FinSpy Malware Can Intercept Messages on FB Messenger, Skype, Signal, and Other Platforms
The homepage of a German company called Gamma Group claims that it provides 'turnkey telecommunications solutions, expertise, and consultancy'. But is this really all there is to it?
Well, have a look at an archived version of Gamma Group's website, and you'll notice that six years ago, it had quite a few more things on it. Among them was an ad for what Gamma called an "IT intrusion" tool by the name of FinFisher which could allegedly give law enforcement and intelligence agencies "unsurpassed IT investigation and surveillance techniques within the IT environment". In other, clearer words, Gamma Group was selling a spyware program.
FinFisher, also known as FinSpy might be gone from Gamma Group's website, but it certainly hasn't disappeared from the face of the earth. Recently, for example, researchers from Kaspersky noticed dozens of infections in Myanmar, and after some investigation, they saw FinSpy-related activity "in almost 20 countries".

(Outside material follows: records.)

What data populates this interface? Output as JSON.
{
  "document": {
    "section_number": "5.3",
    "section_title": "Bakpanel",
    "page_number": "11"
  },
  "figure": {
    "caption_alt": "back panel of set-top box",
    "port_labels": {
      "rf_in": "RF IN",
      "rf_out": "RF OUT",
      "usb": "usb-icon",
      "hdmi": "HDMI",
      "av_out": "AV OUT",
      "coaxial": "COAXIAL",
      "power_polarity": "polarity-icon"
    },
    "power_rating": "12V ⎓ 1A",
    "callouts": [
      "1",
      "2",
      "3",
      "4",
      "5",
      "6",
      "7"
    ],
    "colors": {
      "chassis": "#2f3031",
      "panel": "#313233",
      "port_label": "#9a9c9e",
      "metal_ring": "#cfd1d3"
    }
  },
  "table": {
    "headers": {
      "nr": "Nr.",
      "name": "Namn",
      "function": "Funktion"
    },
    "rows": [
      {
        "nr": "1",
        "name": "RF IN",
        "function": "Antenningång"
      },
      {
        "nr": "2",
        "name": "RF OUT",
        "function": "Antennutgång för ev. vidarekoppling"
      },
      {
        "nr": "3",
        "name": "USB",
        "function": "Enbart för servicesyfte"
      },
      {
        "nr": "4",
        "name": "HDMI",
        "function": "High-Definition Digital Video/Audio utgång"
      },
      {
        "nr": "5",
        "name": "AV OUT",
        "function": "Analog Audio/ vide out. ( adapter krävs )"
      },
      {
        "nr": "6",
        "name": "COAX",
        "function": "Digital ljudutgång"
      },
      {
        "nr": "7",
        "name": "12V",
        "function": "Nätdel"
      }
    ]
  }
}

FinSpy is as formidable as ever
FinSpy has been through a lot. The desktop version had already made a name for itself when in 2012, Gamma Group released implants for Android, iOS, and other mobile operating systems that were popular at the time. In 2014, however, hackers leaked about 40GB worth of source code and internal data related to FinSpy, which made detection and protection much easier. The spyware's developers basically started from scratch, and over the last five years or so, they have been hard at work.
Historically, FinSpy's desktop incarnation has been a bit more versatile than the mobile one, but the Android and iOS implants Kaspersky analyzed come with so many different functions, that they could very well make FinSpy's mobile version the weapon of choice for many intelligence agencies.
The capabilities that you'd expect from a serious spying tool are all there. FinSpy can steal and hide SMS messages, emails, and files, and it can also track the target's geolocation and record their phone calls. A network of anonymized proxies ensures that the location of FinSpy's operators is not revealed during the data exfiltration process.
Instant messaging applications hit hard
Apparently, many FinSpy targets use instant messaging applications to communicate with other people. The malware comes with modules that can exfiltrate not only messages, but also contact lists, received files, and recordings of voice and video calls from a number of different chat apps. Predictably, popular services like Facebook Messenger, Skype, and Viber are on the list, but there are also apps that supposedly keep your conversations private like WhatsApp, Telegram, and Signal.
There are still a few improvements to be made
FinSpy for iOS, in particular, does have one or two problems. Remote infection on devices that haven't been jailbroken is not possible, which means that physical access might be required. Even then, an infection with the implants Kaspersky analyzed won't be possible if the iDevice runs iOS 12 or newer. To give you an idea of what this means, iOS 12.x is currently installed on just over 84% of all iPhones and iPads. The Android implant also needs a rooted device in order to work, though it comes with a Dirty Cow exploit that can sort things out.
These details do limit the number of potential targets somewhat, but FinSpy's definitively shows that the spyware's developers are nothing if not motivated to continue improving their surveillance tools, so the problems will likely be ironed out sooner or later. This is something potential targets of government and intelligence agencies should bear in mind.